Insektenschutz ist gesamtgesellschaftliche Aufgabe  

Einig zeigten sich die Länder aber darin, dass nicht allein bei der Landwirtschaft die Ursachen des Insektenrückgangs zu finden sind: „Alle Teile der Gesellschaft müssen sich dieses Problems bewusst werden und ihren Teil zur Lösung beitragen.“ Eine Mehrheit der Länder stellte zudem fest, dass der Erhalt der Biodiversität nur möglich wird, wenn die Rahmenbedingungen für die Landwirtschaft darauf abgestimmt sind. Außerdem verlangt der Bundesrat, dass bestehende Dialog-Lösungen auf Landesebene, wo Landnutzer- und Naturschutzverbände zum Teil schon sehr ambitionierte Maßnahmen vereinbarten, nicht durch Bundesrecht infrage gestellt werden.

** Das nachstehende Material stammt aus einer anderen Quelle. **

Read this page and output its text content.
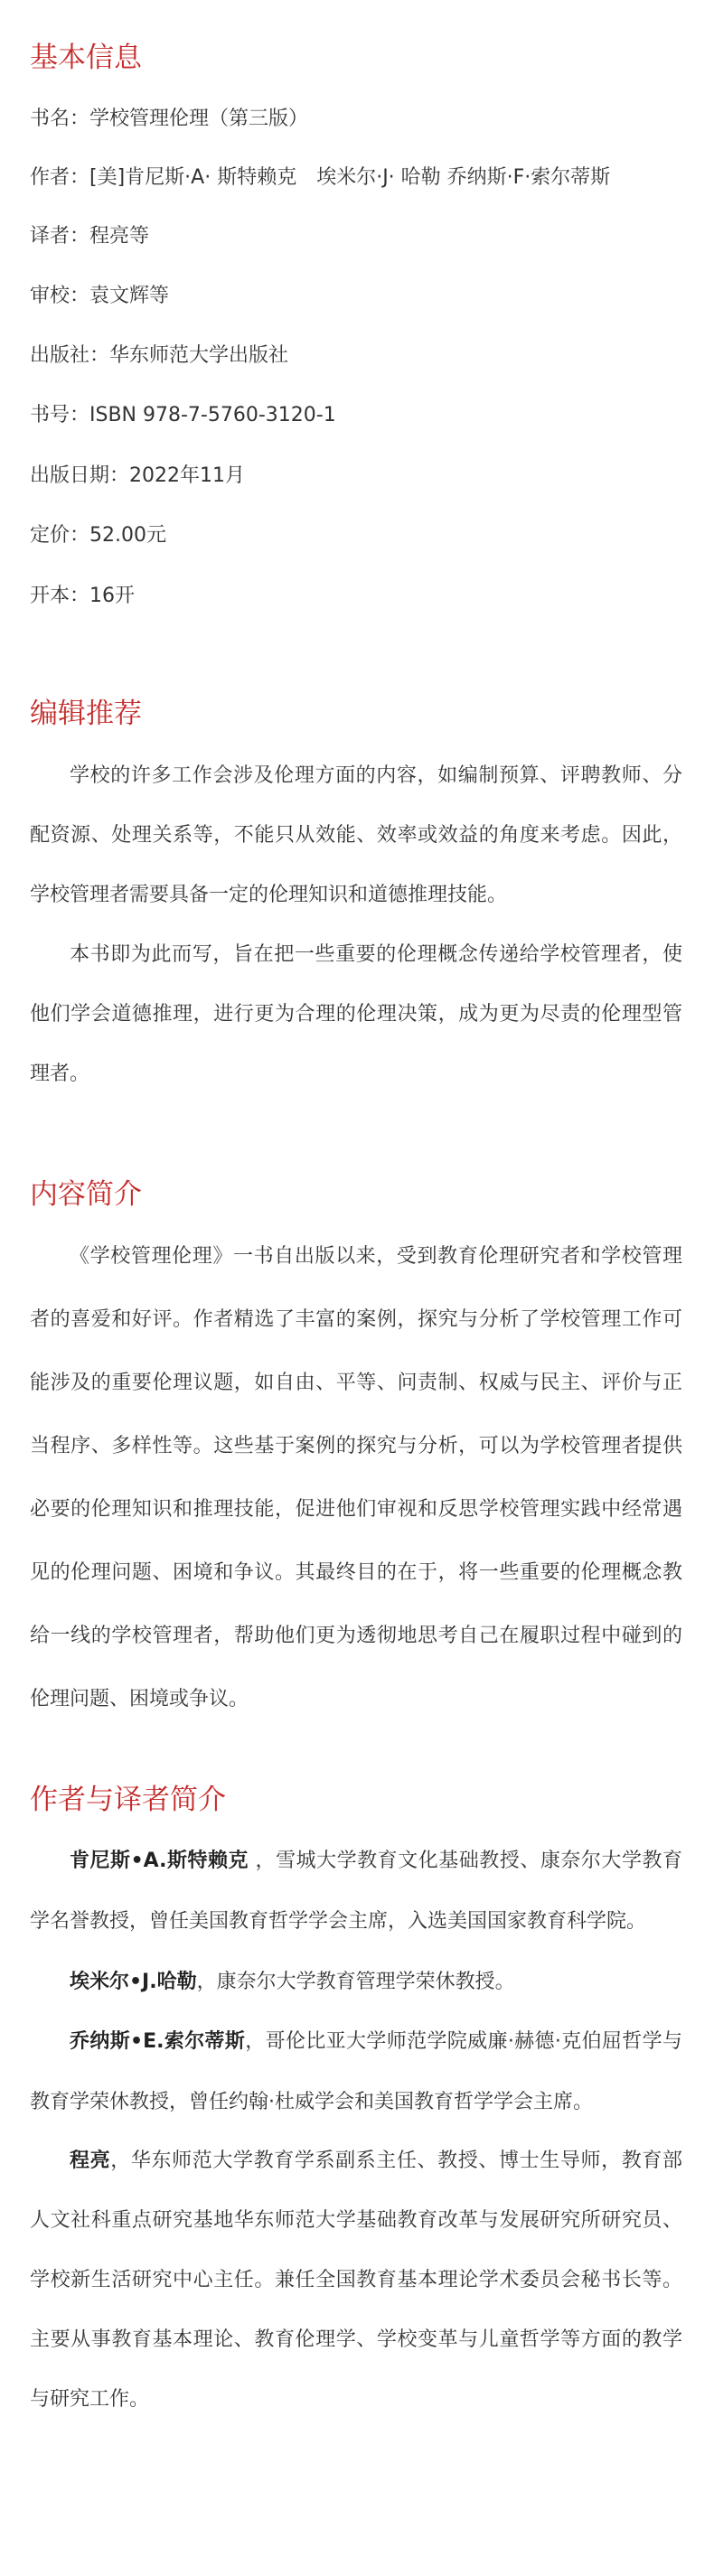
基本信息

书名：学校管理伦理（第三版）

作者：[美]肯尼斯·A· 斯特赖克　埃米尔·J· 哈勒 乔纳斯·F·索尔蒂斯

译者：程亮等

审校：袁文辉等

出版社：华东师范大学出版社

书号：ISBN 978-7-5760-3120-1

出版日期：2022年11月

定价：52.00元

开本：16开

编辑推荐

学校的许多工作会涉及伦理方面的内容，如编制预算、评聘教师、分配资源、处理关系等，不能只从效能、效率或效益的角度来考虑。因此，学校管理者需要具备一定的伦理知识和道德推理技能。

本书即为此而写，旨在把一些重要的伦理概念传递给学校管理者，使他们学会道德推理，进行更为合理的伦理决策，成为更为尽责的伦理型管理者。

内容简介

《学校管理伦理》一书自出版以来，受到教育伦理研究者和学校管理者的喜爱和好评。作者精选了丰富的案例，探究与分析了学校管理工作可能涉及的重要伦理议题，如自由、平等、问责制、权威与民主、评价与正当程序、多样性等。这些基于案例的探究与分析，可以为学校管理者提供必要的伦理知识和推理技能，促进他们审视和反思学校管理实践中经常遇见的伦理问题、困境和争议。其最终目的在于，将一些重要的伦理概念教给一线的学校管理者，帮助他们更为透彻地思考自己在履职过程中碰到的伦理问题、困境或争议。

作者与译者简介

肯尼斯•A.斯特赖克 ，雪城大学教育文化基础教授、康奈尔大学教育学名誉教授，曾任美国教育哲学学会主席，入选美国国家教育科学院。

埃米尔•J.哈勒，康奈尔大学教育管理学荣休教授。

乔纳斯•E.索尔蒂斯，哥伦比亚大学师范学院威廉·赫德·克伯屈哲学与教育学荣休教授，曾任约翰·杜威学会和美国教育哲学学会主席。

程亮，华东师范大学教育学系副系主任、教授、博士生导师，教育部人文社科重点研究基地华东师范大学基础教育改革与发展研究所研究员、学校新生活研究中心主任。兼任全国教育基本理论学术委员会秘书长等。主要从事教育基本理论、教育伦理学、学校变革与儿童哲学等方面的教学与研究工作。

Restriktionen auch in Biosphärenreservaten

Die landwirtschaftsrelevanten Änderungen im Bundesnaturschutzgesetz betreffen vor allem Areale, die im Sinne des Insektenschutzes besondere Beachtung finden. Neben Naturschutzgebieten, Nationalparken, Nationalen Naturmonumenten, Naturdenkmälern sind dies gesetzlich geschützte Biotope. Zu Letzteren zählen künftig auch artenreiches Grünland, Streuobstwiesen, Steinriegel und Trockenmauern. Das Bundesnaturschutzgesetz will in den genannten Schutzgebieten die Anwendung von Bioziden (Anhang V der EU-Biozid-Verordnung; Produktart 18: Insektizide, Akarizide und Produkte gegen andere Arthropoden) verbieten.

Die Betroffenheit der Landwirtschaft ist überschaubar, weil Biozide im Ackerbau so gut wie keine Rolle spielen. Eine Ländermehrheit sprach sich allerdings dafür aus, das Anwendungsverbot von Bioziden zusätzlich auf die Kern- und Pflegezonen von Biosphärenreservaten auszuweiten. Die Länderkammer will außerdem Gesetzesverstöße mit deutlich höheren Bußgeldern belegen und schlägt eine Verzehnfachung vor. Bei Unternehmen sollten die Strafen im Einzelfall bis zu zwei Prozent des Jahresumsatzes betragen können. Daneben gab es etliche weitere Änderungsvorschläge, etwa zur Regionalplanung.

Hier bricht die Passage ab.